Dáil debates

Wednesday, 28 February 2007

Carbon Fund Bill 2006: Second Stage (Resumed)

 

4:00 pm

Photo of Seymour CrawfordSeymour Crawford (Cavan-Monaghan, Fine Gael)

We need to walk the walk rather than just talk the talk. Cutting down is something we can do in fairly simple ways. When we leave Monaghan we have no other choice but to travel by car. The same is true of people travelling from Cavan and Donegal. People in most other counties have an opportunity to travel by train but we do not. When approaching Dublin, one meets the M50. If one has to go anywhere else but the city, one has to use that road. I do not understand why there is no provision of park and ride facilities to reduce the significant number of cars on the M50 whose engines are just ticking over and emitting great quantities of fumes. The majority of these cars could be parked at a facility adjacent to the M50 and buses could travel between there and the city using bus lanes and ensuring less congestion.

A train line is still in place from Dublin to Navan and Navan to Kingscourt. While a park and ride facility in Kingscourt may not be the location of choice for a rail link from Cavan or south Monaghan, it would be a step forward. The infrastructure is already in place and only needs to be restructured. One of my former colleagues investigated the possibility of creating a rail link from Monaghan town to Portadown to connect it with Dublin. These are the type of options we need to consider in light of what is required.

Fine Gael has no objection, in principle, to purchasing carbon allowances as part of our national climate change strategy. We recognise that taking a tonne of carbon out of the atmosphere has the same effect, irrespective of where it takes place, and that it can be more cost effective for rich countries to subsidise carbon reduction in developing countries than to achieve them domestically.

However, we oppose the Bill on the following grounds. The Bill comes in advance of the promised review of the national climate change strategy, which the Minister, Deputy Roche, announced last June, but over which he is obviously still dithering. No doubt, he is nervous of the electoral implications. We therefore have no idea of the likely balance between domestic actions and international carbon allowance purchases the Government is proposing.

It is important that domestic actions account for a much greater proportion of our climate change strategy than has been the case heretofore. Even putting aside the moral or ethical question of whether it is right to buy our way entirely out of our environmental obligations, there is a more practical concern. Early and excessive use of the carbon allowances and other "flexible mechanisms" is creating a fool's paradise by allowing us to delay the difficult policy decisions that inevitably lie ahead. We will not be able to afford to buy our way out of our obligations indefinitely.

Without publication of the climate change strategy review, it is impossible to have confidence in the Government. Although the first national climate change strategy was published in 2000, few of the concrete domestic measures it proposed have ever been adopted. Even tweaking vehicle registration tax, VRT, to reflect carbon dioxide emissions has been deferred until next January at the earliest — a full eight years later than originally proposed.

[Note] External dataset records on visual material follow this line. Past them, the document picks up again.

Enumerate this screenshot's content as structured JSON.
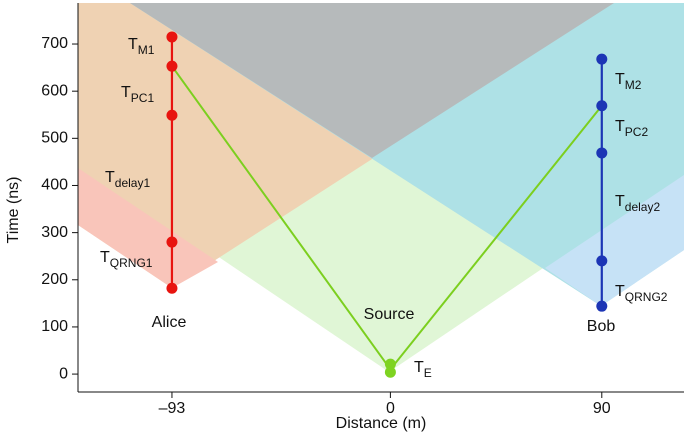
{
  "chart_data": {
    "type": "line",
    "xlabel": "Distance (m)",
    "ylabel": "Time (ns)",
    "xlim": [
      -133,
      125
    ],
    "ylim": [
      -38,
      787
    ],
    "xticks": [
      {
        "value": -93,
        "label": "–93"
      },
      0,
      90
    ],
    "yticks": [
      0,
      100,
      200,
      300,
      400,
      500,
      600,
      700
    ],
    "series": [
      {
        "name": "Alice",
        "color": "#e8140f",
        "x": [
          -93,
          -93,
          -93,
          -93,
          -93
        ],
        "values": [
          715,
          653,
          549,
          280,
          182
        ]
      },
      {
        "name": "Bob",
        "color": "#1c35b5",
        "x": [
          90,
          90,
          90,
          90,
          90
        ],
        "values": [
          668,
          569,
          469,
          240,
          144
        ]
      },
      {
        "name": "Source",
        "color": "#7ed321",
        "x": [
          0,
          0
        ],
        "values": [
          21,
          4
        ]
      },
      {
        "color": "#7ccf1f",
        "x": [
          -93,
          0,
          90
        ],
        "values": [
          653,
          10,
          569
        ]
      }
    ],
    "annotations": [
      {
        "text": "T",
        "sub": "M1"
      },
      {
        "text": "T",
        "sub": "PC1"
      },
      {
        "text": "T",
        "sub": "delay1"
      },
      {
        "text": "T",
        "sub": "QRNG1"
      },
      {
        "text": "T",
        "sub": "M2"
      },
      {
        "text": "T",
        "sub": "PC2"
      },
      {
        "text": "T",
        "sub": "delay2"
      },
      {
        "text": "T",
        "sub": "QRNG2"
      },
      {
        "text": "T",
        "sub": "E"
      }
    ]
  }
}
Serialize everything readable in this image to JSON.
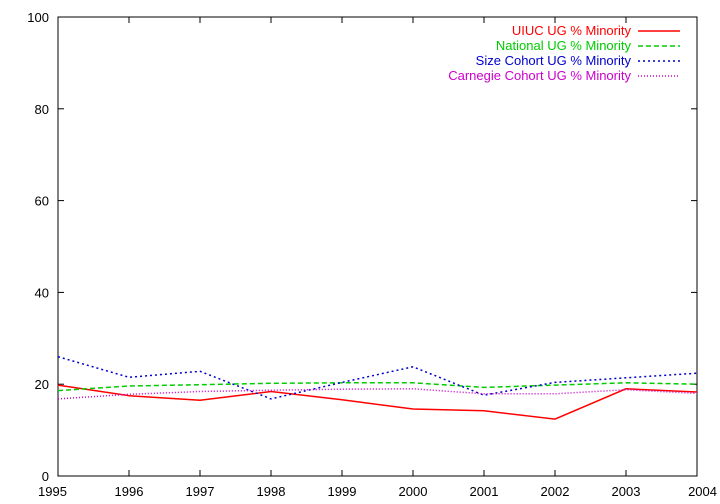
{
  "chart_data": {
    "type": "line",
    "title": "",
    "xlabel": "",
    "ylabel": "",
    "xlim": [
      1995,
      2004
    ],
    "ylim": [
      0,
      100
    ],
    "x_ticks": [
      1995,
      1996,
      1997,
      1998,
      1999,
      2000,
      2001,
      2002,
      2003,
      2004
    ],
    "y_ticks": [
      0,
      20,
      40,
      60,
      80,
      100
    ],
    "grid": false,
    "legend_position": "top-right",
    "x": [
      1995,
      1996,
      1997,
      1998,
      1999,
      2000,
      2001,
      2002,
      2003,
      2004
    ],
    "series": [
      {
        "name": "UIUC UG % Minority",
        "color": "#ff0000",
        "dash": "solid",
        "values": [
          19.8,
          17.5,
          16.5,
          18.4,
          16.6,
          14.6,
          14.2,
          12.4,
          19.0,
          18.3
        ]
      },
      {
        "name": "National UG % Minority",
        "color": "#00cc00",
        "dash": "dashed",
        "values": [
          18.6,
          19.6,
          19.9,
          20.2,
          20.3,
          20.3,
          19.3,
          19.8,
          20.3,
          20.0
        ]
      },
      {
        "name": "Size Cohort UG % Minority",
        "color": "#0000cc",
        "dash": "dotted",
        "values": [
          26.0,
          21.5,
          22.8,
          16.8,
          20.4,
          23.8,
          17.6,
          20.4,
          21.4,
          22.4
        ]
      },
      {
        "name": "Carnegie Cohort UG % Minority",
        "color": "#cc00cc",
        "dash": "fine-dotted",
        "values": [
          16.8,
          17.8,
          18.4,
          18.7,
          18.9,
          19.0,
          17.9,
          17.9,
          18.8,
          18.0
        ]
      }
    ]
  }
}
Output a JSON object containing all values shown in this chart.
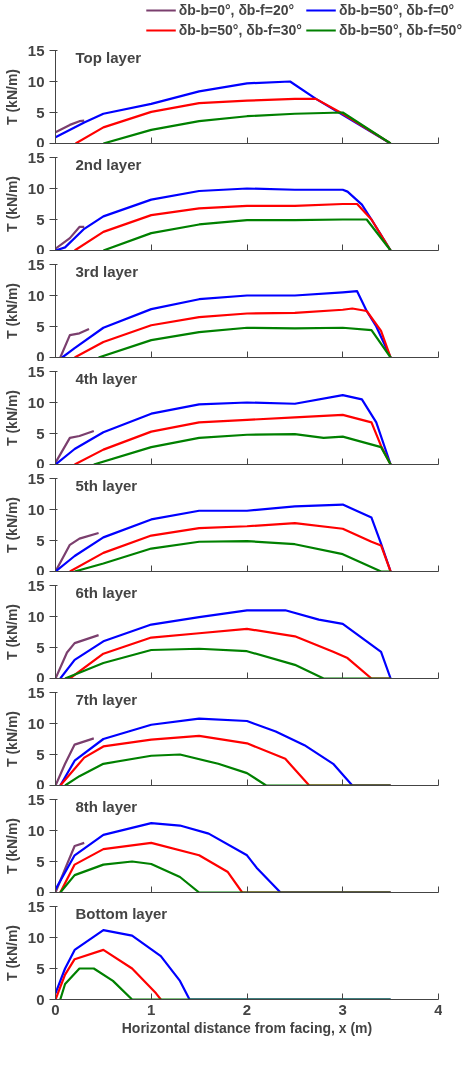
{
  "chart_data": [
    {
      "type": "line",
      "title": "Top layer",
      "ylabel": "T (kN/m)",
      "xlim": [
        0,
        4
      ],
      "ylim": [
        0,
        15
      ],
      "xticks": [
        0,
        1,
        2,
        3,
        4
      ],
      "yticks": [
        0,
        5,
        10,
        15
      ],
      "tick_labels": "y",
      "legend": "top",
      "series": [
        {
          "name": "δb-b=0°, δb-f=20°",
          "color": "#7b3f6e",
          "x": [
            0,
            0.15,
            0.25,
            0.3
          ],
          "values": [
            1.8,
            3,
            3.6,
            3.7
          ]
        },
        {
          "name": "δb-b=50°, δb-f=0°",
          "color": "#0000ff",
          "x": [
            0,
            0.3,
            0.5,
            1,
            1.5,
            2,
            2.45,
            2.72,
            3.5
          ],
          "values": [
            1,
            3.4,
            4.8,
            6.4,
            8.4,
            9.7,
            10,
            7.2,
            0
          ]
        },
        {
          "name": "δb-b=50°, δb-f=30°",
          "color": "#ff0000",
          "x": [
            0.21,
            0.5,
            1,
            1.5,
            2,
            2.5,
            2.72,
            3.0,
            3.5
          ],
          "values": [
            0,
            2.6,
            5.1,
            6.5,
            6.9,
            7.2,
            7.2,
            4.8,
            0
          ]
        },
        {
          "name": "δb-b=50°, δb-f=50°",
          "color": "#008000",
          "x": [
            0.5,
            1,
            1.5,
            2,
            2.5,
            3.0,
            3.5
          ],
          "values": [
            0,
            2.2,
            3.6,
            4.4,
            4.8,
            5,
            0
          ]
        }
      ]
    },
    {
      "type": "line",
      "title": "2nd layer",
      "ylabel": "T (kN/m)",
      "xlim": [
        0,
        4
      ],
      "ylim": [
        0,
        15
      ],
      "xticks": [
        0,
        1,
        2,
        3,
        4
      ],
      "yticks": [
        0,
        5,
        10,
        15
      ],
      "tick_labels": "y",
      "series": [
        {
          "color": "#7b3f6e",
          "x": [
            0,
            0.15,
            0.25,
            0.3
          ],
          "values": [
            0.3,
            2,
            3.8,
            3.8
          ]
        },
        {
          "color": "#0000ff",
          "x": [
            0,
            0.1,
            0.3,
            0.5,
            1,
            1.5,
            2,
            2.5,
            3.0,
            3.05,
            3.2,
            3.3,
            3.5
          ],
          "values": [
            0,
            0.5,
            3.5,
            5.5,
            8.2,
            9.6,
            10,
            9.8,
            9.8,
            9.5,
            7.4,
            5,
            0
          ]
        },
        {
          "color": "#ff0000",
          "x": [
            0.2,
            0.5,
            1,
            1.5,
            2,
            2.5,
            3,
            3.15,
            3.3,
            3.5
          ],
          "values": [
            0,
            3,
            5.7,
            6.8,
            7.2,
            7.2,
            7.5,
            7.5,
            5,
            0
          ]
        },
        {
          "color": "#008000",
          "x": [
            0.5,
            1,
            1.5,
            2,
            2.5,
            3,
            3.25,
            3.5
          ],
          "values": [
            0,
            2.8,
            4.2,
            4.9,
            4.9,
            5,
            5,
            0
          ]
        }
      ]
    },
    {
      "type": "line",
      "title": "3rd layer",
      "ylabel": "T (kN/m)",
      "xlim": [
        0,
        4
      ],
      "ylim": [
        0,
        15
      ],
      "xticks": [
        0,
        1,
        2,
        3,
        4
      ],
      "yticks": [
        0,
        5,
        10,
        15
      ],
      "tick_labels": "y",
      "series": [
        {
          "color": "#7b3f6e",
          "x": [
            0.05,
            0.15,
            0.25,
            0.35
          ],
          "values": [
            0,
            3.6,
            3.9,
            4.6
          ]
        },
        {
          "color": "#0000ff",
          "x": [
            0.07,
            0.2,
            0.5,
            1,
            1.5,
            2,
            2.5,
            3,
            3.15,
            3.25,
            3.35,
            3.5
          ],
          "values": [
            0,
            1.5,
            4.8,
            7.8,
            9.4,
            10,
            10,
            10.5,
            10.7,
            7.5,
            5,
            0
          ]
        },
        {
          "color": "#ff0000",
          "x": [
            0.2,
            0.5,
            1,
            1.5,
            2,
            2.5,
            3,
            3.1,
            3.25,
            3.4,
            3.5
          ],
          "values": [
            0,
            2.5,
            5.2,
            6.5,
            7.1,
            7.2,
            7.7,
            7.9,
            7.5,
            4.3,
            0
          ]
        },
        {
          "color": "#008000",
          "x": [
            0.45,
            1,
            1.5,
            2,
            2.5,
            3,
            3.3,
            3.5
          ],
          "values": [
            0,
            2.8,
            4.1,
            4.8,
            4.7,
            4.8,
            4.4,
            0
          ]
        }
      ]
    },
    {
      "type": "line",
      "title": "4th layer",
      "ylabel": "T (kN/m)",
      "xlim": [
        0,
        4
      ],
      "ylim": [
        0,
        15
      ],
      "xticks": [
        0,
        1,
        2,
        3,
        4
      ],
      "yticks": [
        0,
        5,
        10,
        15
      ],
      "tick_labels": "y",
      "series": [
        {
          "color": "#7b3f6e",
          "x": [
            0,
            0.15,
            0.25,
            0.4
          ],
          "values": [
            0.3,
            4.3,
            4.6,
            5.4
          ]
        },
        {
          "color": "#0000ff",
          "x": [
            0,
            0.2,
            0.5,
            1,
            1.5,
            2,
            2.5,
            3,
            3.2,
            3.35,
            3.5
          ],
          "values": [
            0,
            2.5,
            5.2,
            8.2,
            9.7,
            10,
            9.8,
            11.2,
            10.5,
            6.8,
            0
          ]
        },
        {
          "color": "#ff0000",
          "x": [
            0.2,
            0.5,
            1,
            1.5,
            2,
            2.5,
            3,
            3.3,
            3.4,
            3.5
          ],
          "values": [
            0,
            2.4,
            5.3,
            6.8,
            7.2,
            7.6,
            8,
            6.8,
            3,
            0
          ]
        },
        {
          "color": "#008000",
          "x": [
            0.4,
            1,
            1.5,
            2,
            2.5,
            2.8,
            3,
            3.4,
            3.5
          ],
          "values": [
            0,
            2.8,
            4.3,
            4.8,
            4.9,
            4.3,
            4.5,
            2.8,
            0
          ]
        }
      ]
    },
    {
      "type": "line",
      "title": "5th layer",
      "ylabel": "T (kN/m)",
      "xlim": [
        0,
        4
      ],
      "ylim": [
        0,
        15
      ],
      "xticks": [
        0,
        1,
        2,
        3,
        4
      ],
      "yticks": [
        0,
        5,
        10,
        15
      ],
      "tick_labels": "y",
      "series": [
        {
          "color": "#7b3f6e",
          "x": [
            0,
            0.15,
            0.25,
            0.45
          ],
          "values": [
            0,
            4.3,
            5.3,
            6.2
          ]
        },
        {
          "color": "#0000ff",
          "x": [
            0,
            0.2,
            0.5,
            1,
            1.5,
            2,
            2.5,
            3,
            3.3,
            3.4,
            3.5
          ],
          "values": [
            0,
            2.5,
            5.5,
            8.4,
            9.8,
            9.8,
            10.5,
            10.8,
            8.7,
            4.5,
            0
          ]
        },
        {
          "color": "#ff0000",
          "x": [
            0.15,
            0.5,
            1,
            1.5,
            2,
            2.5,
            3,
            3.3,
            3.4,
            3.5
          ],
          "values": [
            0,
            3,
            5.8,
            7,
            7.3,
            7.8,
            6.9,
            4.8,
            4.2,
            0
          ]
        },
        {
          "color": "#008000",
          "x": [
            0.2,
            0.5,
            1,
            1.5,
            2,
            2.5,
            3,
            3.4,
            3.5
          ],
          "values": [
            0,
            1.3,
            3.7,
            4.8,
            4.9,
            4.4,
            2.8,
            0,
            0
          ]
        }
      ]
    },
    {
      "type": "line",
      "title": "6th layer",
      "ylabel": "T (kN/m)",
      "xlim": [
        0,
        4
      ],
      "ylim": [
        0,
        15
      ],
      "xticks": [
        0,
        1,
        2,
        3,
        4
      ],
      "yticks": [
        0,
        5,
        10,
        15
      ],
      "tick_labels": "y",
      "series": [
        {
          "color": "#7b3f6e",
          "x": [
            0,
            0.12,
            0.2,
            0.45
          ],
          "values": [
            0,
            4.2,
            5.7,
            7
          ]
        },
        {
          "color": "#0000ff",
          "x": [
            0.05,
            0.2,
            0.5,
            1,
            1.5,
            2,
            2.4,
            2.75,
            3,
            3.4,
            3.5
          ],
          "values": [
            0,
            3,
            6,
            8.7,
            9.9,
            11,
            11,
            9.5,
            8.8,
            4.3,
            0
          ]
        },
        {
          "color": "#ff0000",
          "x": [
            0.15,
            0.5,
            1,
            1.5,
            2,
            2.5,
            2.9,
            3.05,
            3.3,
            3.5
          ],
          "values": [
            0,
            4,
            6.6,
            7.3,
            8,
            6.8,
            4.3,
            3.3,
            0,
            0
          ]
        },
        {
          "color": "#008000",
          "x": [
            0.1,
            0.5,
            1,
            1.5,
            2,
            2.5,
            2.8,
            3.5
          ],
          "values": [
            0,
            2.5,
            4.6,
            4.8,
            4.4,
            2.2,
            0,
            0
          ]
        }
      ]
    },
    {
      "type": "line",
      "title": "7th layer",
      "ylabel": "T (kN/m)",
      "xlim": [
        0,
        4
      ],
      "ylim": [
        0,
        15
      ],
      "xticks": [
        0,
        1,
        2,
        3,
        4
      ],
      "yticks": [
        0,
        5,
        10,
        15
      ],
      "tick_labels": "y",
      "series": [
        {
          "color": "#7b3f6e",
          "x": [
            0,
            0.1,
            0.2,
            0.4
          ],
          "values": [
            0,
            3.5,
            6.6,
            7.6
          ]
        },
        {
          "color": "#0000ff",
          "x": [
            0.05,
            0.2,
            0.5,
            1,
            1.5,
            2,
            2.3,
            2.6,
            2.9,
            3.1,
            3.5
          ],
          "values": [
            0,
            4,
            7.5,
            9.8,
            10.8,
            10.4,
            8.7,
            6.5,
            3.5,
            0,
            0
          ]
        },
        {
          "color": "#ff0000",
          "x": [
            0.05,
            0.3,
            0.5,
            1,
            1.5,
            2,
            2.4,
            2.65,
            3.5
          ],
          "values": [
            0,
            4.5,
            6.3,
            7.4,
            8,
            6.8,
            4.3,
            0,
            0
          ]
        },
        {
          "color": "#008000",
          "x": [
            0.1,
            0.25,
            0.5,
            1,
            1.3,
            1.7,
            2,
            2.2,
            3.5
          ],
          "values": [
            0,
            1.5,
            3.5,
            4.8,
            5,
            3.5,
            2,
            0,
            0
          ]
        }
      ]
    },
    {
      "type": "line",
      "title": "8th layer",
      "ylabel": "T (kN/m)",
      "xlim": [
        0,
        4
      ],
      "ylim": [
        0,
        15
      ],
      "xticks": [
        0,
        1,
        2,
        3,
        4
      ],
      "yticks": [
        0,
        5,
        10,
        15
      ],
      "tick_labels": "y",
      "series": [
        {
          "color": "#7b3f6e",
          "x": [
            0,
            0.1,
            0.2,
            0.3
          ],
          "values": [
            0,
            3.8,
            7.5,
            8
          ]
        },
        {
          "color": "#0000ff",
          "x": [
            0,
            0.2,
            0.5,
            1,
            1.3,
            1.6,
            2,
            2.1,
            2.35,
            3.5
          ],
          "values": [
            0.5,
            6,
            9.3,
            11.2,
            10.8,
            9.5,
            6,
            4,
            0,
            0
          ]
        },
        {
          "color": "#ff0000",
          "x": [
            0.05,
            0.2,
            0.5,
            1,
            1.5,
            1.8,
            1.95,
            3.5
          ],
          "values": [
            0,
            4.5,
            7,
            8,
            6,
            3.3,
            0,
            0
          ]
        },
        {
          "color": "#008000",
          "x": [
            0.05,
            0.2,
            0.5,
            0.8,
            1,
            1.3,
            1.5,
            3.5
          ],
          "values": [
            0,
            2.8,
            4.5,
            5,
            4.6,
            2.5,
            0,
            0
          ]
        }
      ]
    },
    {
      "type": "line",
      "title": "Bottom layer",
      "xlabel": "Horizontal distance from facing, x (m)",
      "ylabel": "T (kN/m)",
      "xlim": [
        0,
        4
      ],
      "ylim": [
        0,
        15
      ],
      "xticks": [
        0,
        1,
        2,
        3,
        4
      ],
      "yticks": [
        0,
        5,
        10,
        15
      ],
      "series": [
        {
          "color": "#0000ff",
          "x": [
            0,
            0.1,
            0.2,
            0.5,
            0.8,
            1.1,
            1.3,
            1.4,
            3.5
          ],
          "values": [
            1,
            5,
            8,
            11.2,
            10.3,
            7,
            3,
            0,
            0
          ]
        },
        {
          "color": "#ff0000",
          "x": [
            0,
            0.1,
            0.2,
            0.5,
            0.8,
            1.05,
            1.1
          ],
          "values": [
            0,
            4,
            6.5,
            8,
            5,
            1,
            0
          ]
        },
        {
          "color": "#008000",
          "x": [
            0.05,
            0.1,
            0.25,
            0.4,
            0.6,
            0.8,
            3.5
          ],
          "values": [
            0,
            2.5,
            5,
            5,
            3,
            0,
            0
          ]
        }
      ]
    }
  ]
}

This has no doubt prompted a surge in the sales of SUVs and other larger cars this year. One of the aspects of the budget that annoyed me most was the postponement of the introduction of such a measure until after the general election.

We have dithered for years over introducing higher energy efficiency standards for new homes, with the result that more than 200,000 were built to the old standards. I cannot help but think of Mr. McCaughey, the former owner of Century Homes who is now involved with Kingspan Century. He has preached on this issue on many occasions.